What's the difference between a blog and a social posting site?
Saturday, January 13, 2024
This is gonna be a radical and controversial statement but in 2024, anything posted to the internet at-large, should be considered a “social post”. In fact, the same could be said for anything posted on the internet in 1994 too. Only the technology and methodology, and yes, nomenclature along with vernacular has changed. We don’t “upload to a site” or “update via FTP” so much anymore; we simply “post to the internet” or “tweet/tiktok/instagram” something. But the same effect is true once it leaves our thoughtstreams and becomes pixels/waveforms/electrons circuiting the internet: if the content is interesting to someone, it’s going to be interacted with _whether you realize it or not.
This may be the rub for a lot of folks, especially those in marginalized and vunerable groups-- how to be able to post something online without fear of harassment? How to put forth valuable (or just ancecdotal) content, opine, or just shoot the breeze without catching a flamestorm? I get it-- I’m a card-carrying African-American, and we constantly catch hell from certain factions whenever we bring up uncomfortable truths, both online and IRL. Being able to have a refuge where one can air out an incedient, write about something experienced, or just vent --without persecution-- should be an inalienable right! …right? I think so, but also I’m not sure the internet is that place, at least in the sense that protection in the form of someone not having a view counter to yours won’t get all stalky, bitchy and rageful about it won’t be there. There’s always the risk a “keyboard warrior” or worse will show up with that bullshit and start harrassing the OP and everyone else.
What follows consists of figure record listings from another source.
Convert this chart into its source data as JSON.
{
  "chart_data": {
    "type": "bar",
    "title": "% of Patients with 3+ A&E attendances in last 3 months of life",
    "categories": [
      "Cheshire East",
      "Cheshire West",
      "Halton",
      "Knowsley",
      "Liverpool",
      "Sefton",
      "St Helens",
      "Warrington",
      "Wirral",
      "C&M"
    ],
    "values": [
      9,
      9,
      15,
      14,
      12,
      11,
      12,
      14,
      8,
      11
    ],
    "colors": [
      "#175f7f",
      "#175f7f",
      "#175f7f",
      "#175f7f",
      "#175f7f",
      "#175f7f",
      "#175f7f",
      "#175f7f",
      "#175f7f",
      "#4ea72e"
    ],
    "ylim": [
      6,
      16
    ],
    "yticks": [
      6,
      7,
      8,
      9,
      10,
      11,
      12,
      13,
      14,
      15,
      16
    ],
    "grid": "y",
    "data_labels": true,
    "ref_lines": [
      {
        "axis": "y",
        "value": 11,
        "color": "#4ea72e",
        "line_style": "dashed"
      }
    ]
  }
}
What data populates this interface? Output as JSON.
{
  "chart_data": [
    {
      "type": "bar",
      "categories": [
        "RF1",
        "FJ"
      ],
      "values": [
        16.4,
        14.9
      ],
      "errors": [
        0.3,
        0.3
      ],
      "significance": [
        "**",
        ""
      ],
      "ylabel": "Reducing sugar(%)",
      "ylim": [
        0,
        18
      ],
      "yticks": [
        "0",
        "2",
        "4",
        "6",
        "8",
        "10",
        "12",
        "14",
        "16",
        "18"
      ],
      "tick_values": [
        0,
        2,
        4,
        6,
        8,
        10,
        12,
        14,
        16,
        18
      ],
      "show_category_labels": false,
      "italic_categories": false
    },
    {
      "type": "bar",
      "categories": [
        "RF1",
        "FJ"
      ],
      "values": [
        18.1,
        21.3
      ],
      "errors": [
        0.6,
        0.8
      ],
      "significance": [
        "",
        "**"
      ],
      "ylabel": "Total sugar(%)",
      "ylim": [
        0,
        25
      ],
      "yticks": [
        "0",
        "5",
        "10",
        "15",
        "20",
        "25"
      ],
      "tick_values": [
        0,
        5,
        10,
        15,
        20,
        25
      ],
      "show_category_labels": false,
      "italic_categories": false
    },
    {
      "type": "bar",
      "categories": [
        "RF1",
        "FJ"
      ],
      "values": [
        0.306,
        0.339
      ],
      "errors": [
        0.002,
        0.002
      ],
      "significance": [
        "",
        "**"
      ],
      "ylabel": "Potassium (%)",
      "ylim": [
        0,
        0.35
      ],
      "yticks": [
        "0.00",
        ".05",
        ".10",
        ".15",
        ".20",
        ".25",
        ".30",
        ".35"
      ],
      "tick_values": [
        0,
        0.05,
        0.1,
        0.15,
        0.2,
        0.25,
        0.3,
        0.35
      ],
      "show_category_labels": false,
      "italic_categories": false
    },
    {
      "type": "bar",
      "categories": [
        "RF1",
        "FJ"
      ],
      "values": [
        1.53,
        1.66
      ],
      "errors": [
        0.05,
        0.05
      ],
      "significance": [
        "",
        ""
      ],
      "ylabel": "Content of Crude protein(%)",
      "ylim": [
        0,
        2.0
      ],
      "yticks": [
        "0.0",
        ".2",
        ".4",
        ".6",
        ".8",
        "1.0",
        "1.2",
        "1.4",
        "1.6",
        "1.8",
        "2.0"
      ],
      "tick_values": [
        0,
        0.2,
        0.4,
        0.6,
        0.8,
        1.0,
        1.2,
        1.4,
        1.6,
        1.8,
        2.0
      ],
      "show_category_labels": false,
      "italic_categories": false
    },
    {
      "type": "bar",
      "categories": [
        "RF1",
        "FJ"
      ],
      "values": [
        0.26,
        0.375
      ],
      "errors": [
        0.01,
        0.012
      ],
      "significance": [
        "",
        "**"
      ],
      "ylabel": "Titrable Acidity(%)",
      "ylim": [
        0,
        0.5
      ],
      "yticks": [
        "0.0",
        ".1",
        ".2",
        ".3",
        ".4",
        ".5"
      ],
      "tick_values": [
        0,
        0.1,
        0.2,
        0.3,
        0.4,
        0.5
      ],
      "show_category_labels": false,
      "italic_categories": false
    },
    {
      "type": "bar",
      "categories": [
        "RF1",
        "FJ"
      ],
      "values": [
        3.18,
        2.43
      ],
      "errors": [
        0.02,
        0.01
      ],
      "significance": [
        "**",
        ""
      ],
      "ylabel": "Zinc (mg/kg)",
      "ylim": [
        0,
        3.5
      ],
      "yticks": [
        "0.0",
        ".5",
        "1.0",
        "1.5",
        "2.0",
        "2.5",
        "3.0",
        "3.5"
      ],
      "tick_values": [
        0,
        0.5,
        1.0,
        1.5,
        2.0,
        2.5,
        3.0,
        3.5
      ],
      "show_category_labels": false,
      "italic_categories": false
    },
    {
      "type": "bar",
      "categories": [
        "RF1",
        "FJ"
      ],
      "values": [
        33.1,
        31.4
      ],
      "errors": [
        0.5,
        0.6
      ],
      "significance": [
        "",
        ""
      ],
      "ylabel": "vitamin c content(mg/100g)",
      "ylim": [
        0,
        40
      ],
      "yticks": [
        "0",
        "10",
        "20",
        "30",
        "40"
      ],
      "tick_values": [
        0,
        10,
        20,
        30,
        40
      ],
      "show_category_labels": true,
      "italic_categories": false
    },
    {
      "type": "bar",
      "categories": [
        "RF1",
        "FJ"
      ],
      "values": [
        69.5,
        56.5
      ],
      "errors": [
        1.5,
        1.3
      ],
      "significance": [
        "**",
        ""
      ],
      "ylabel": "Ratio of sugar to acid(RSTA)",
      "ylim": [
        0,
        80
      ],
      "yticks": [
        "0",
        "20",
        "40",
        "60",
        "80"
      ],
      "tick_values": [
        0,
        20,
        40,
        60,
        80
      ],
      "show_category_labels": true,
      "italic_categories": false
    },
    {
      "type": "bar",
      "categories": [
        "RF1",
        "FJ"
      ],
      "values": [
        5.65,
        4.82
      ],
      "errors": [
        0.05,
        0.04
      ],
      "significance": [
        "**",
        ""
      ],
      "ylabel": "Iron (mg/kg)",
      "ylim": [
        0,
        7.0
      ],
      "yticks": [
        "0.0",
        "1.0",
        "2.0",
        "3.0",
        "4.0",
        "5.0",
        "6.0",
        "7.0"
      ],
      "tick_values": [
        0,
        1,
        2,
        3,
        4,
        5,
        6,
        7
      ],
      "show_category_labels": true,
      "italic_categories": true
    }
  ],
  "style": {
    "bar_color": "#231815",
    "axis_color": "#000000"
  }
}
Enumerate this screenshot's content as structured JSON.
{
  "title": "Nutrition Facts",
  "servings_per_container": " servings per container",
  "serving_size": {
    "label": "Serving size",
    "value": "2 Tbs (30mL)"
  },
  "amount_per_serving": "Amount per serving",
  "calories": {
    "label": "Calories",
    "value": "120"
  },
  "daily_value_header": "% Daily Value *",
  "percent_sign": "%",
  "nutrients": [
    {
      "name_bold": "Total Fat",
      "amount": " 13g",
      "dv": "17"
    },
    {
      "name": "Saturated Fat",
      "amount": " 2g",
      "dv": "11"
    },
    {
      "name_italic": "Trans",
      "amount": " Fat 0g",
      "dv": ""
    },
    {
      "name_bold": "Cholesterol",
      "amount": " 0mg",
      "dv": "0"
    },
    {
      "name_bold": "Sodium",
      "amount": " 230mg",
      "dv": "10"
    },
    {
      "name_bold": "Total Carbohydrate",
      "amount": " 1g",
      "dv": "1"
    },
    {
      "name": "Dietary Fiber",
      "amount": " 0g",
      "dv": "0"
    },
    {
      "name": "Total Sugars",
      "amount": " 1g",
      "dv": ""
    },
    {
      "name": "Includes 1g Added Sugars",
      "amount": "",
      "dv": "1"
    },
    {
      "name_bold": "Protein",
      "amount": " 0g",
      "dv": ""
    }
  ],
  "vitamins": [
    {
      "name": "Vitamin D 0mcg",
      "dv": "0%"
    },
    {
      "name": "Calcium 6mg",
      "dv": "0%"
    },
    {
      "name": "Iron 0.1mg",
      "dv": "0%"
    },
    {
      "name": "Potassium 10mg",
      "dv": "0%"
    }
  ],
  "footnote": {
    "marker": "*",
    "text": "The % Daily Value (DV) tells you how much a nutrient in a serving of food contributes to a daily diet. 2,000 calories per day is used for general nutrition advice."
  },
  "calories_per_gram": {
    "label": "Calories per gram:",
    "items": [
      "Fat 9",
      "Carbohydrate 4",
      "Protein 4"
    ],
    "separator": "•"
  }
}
Anytime you post anything even a gnat-booty-hair towards controversial, assume you’re gonna draw these people out, no matter how protected you think your space is.
Now of course you should expect someone to reply, repost, and click on all the icons to make your post go "brrrr" if you're on a social media site somewhere, but what happens when you've commented on a blog that happened to be tied to a social media network and your comment gets exposed to a wider audience? Some argue there's an expectation that one's comments in places like blogs, forums and other so-called "closed discussion sites" shouldn't show up in other places unexpectedly and there's a reasonable expectiation that "what's commented there, stays there."
Are Blog Comments considered Social Media?
My opinion has always been and will remain the exact 180º opposite: Anything you post online is liable to be propagated, remixed, rebroadcast, and otherwise indexed somewhere, and wherever that some_where_ may be, some_one_ may be talking about it if there’s enough interest. This includes the main post and any ancillary posts (comments) about it. The internet is a public square and while there may be buildings and paths branching off of it, I always assume whatever I say in one place (an instagram post for example) will wind up being discussed in other place (on twitter). This actually happens all the time, even from the social media silos like TikTok and Facebook. For example, I don’t have a Tiktok account, no have I ever felt the need to have one because almost all the content I’m interested in coming from there, winds up being reposted on Instagram or YouTube anyway.
What’s a blog in 2024?
This blog in particular is also an ActivityPub instance. Pretty much all the posts from here can also be tracked at by searching for and following @starrwulfe@starrwulfe.xyz
in the client of your choice (which at the time of this writing, likely means a Mastodon instance, but there’s lots out there!) Local commenting is not allowed, but you can interact with the post from anyplace you see in the syndication line (denoted by the links after 📡🔀) It’s also a full-fledged #indieweb site with Webmention commenting as well; you can post on your own site and it will find its way here as well. (there’s a textbox on the page if you don’t have webmentions set up on your blog locally; just put a link to this post somewhere in your reply, then read the instructions there and I’ll handle the rest!
I try to PESO my posts and POSSE the resulting comments so what may appear as one article here is really the nexus of a cloud of similar posts elsewhere (for example Facebook, BlueSky and Micro.Blog) and their resulting discussions all filter back here, the “primary” article.
So.. Is a connected website the "future of blogging"?
…When was a website ever NOT connected? 😜
- UPDATE 20 JAN:
Added a link to Ryan's really good post that tangentially describes context collapse from an ethically thinking app development point of view.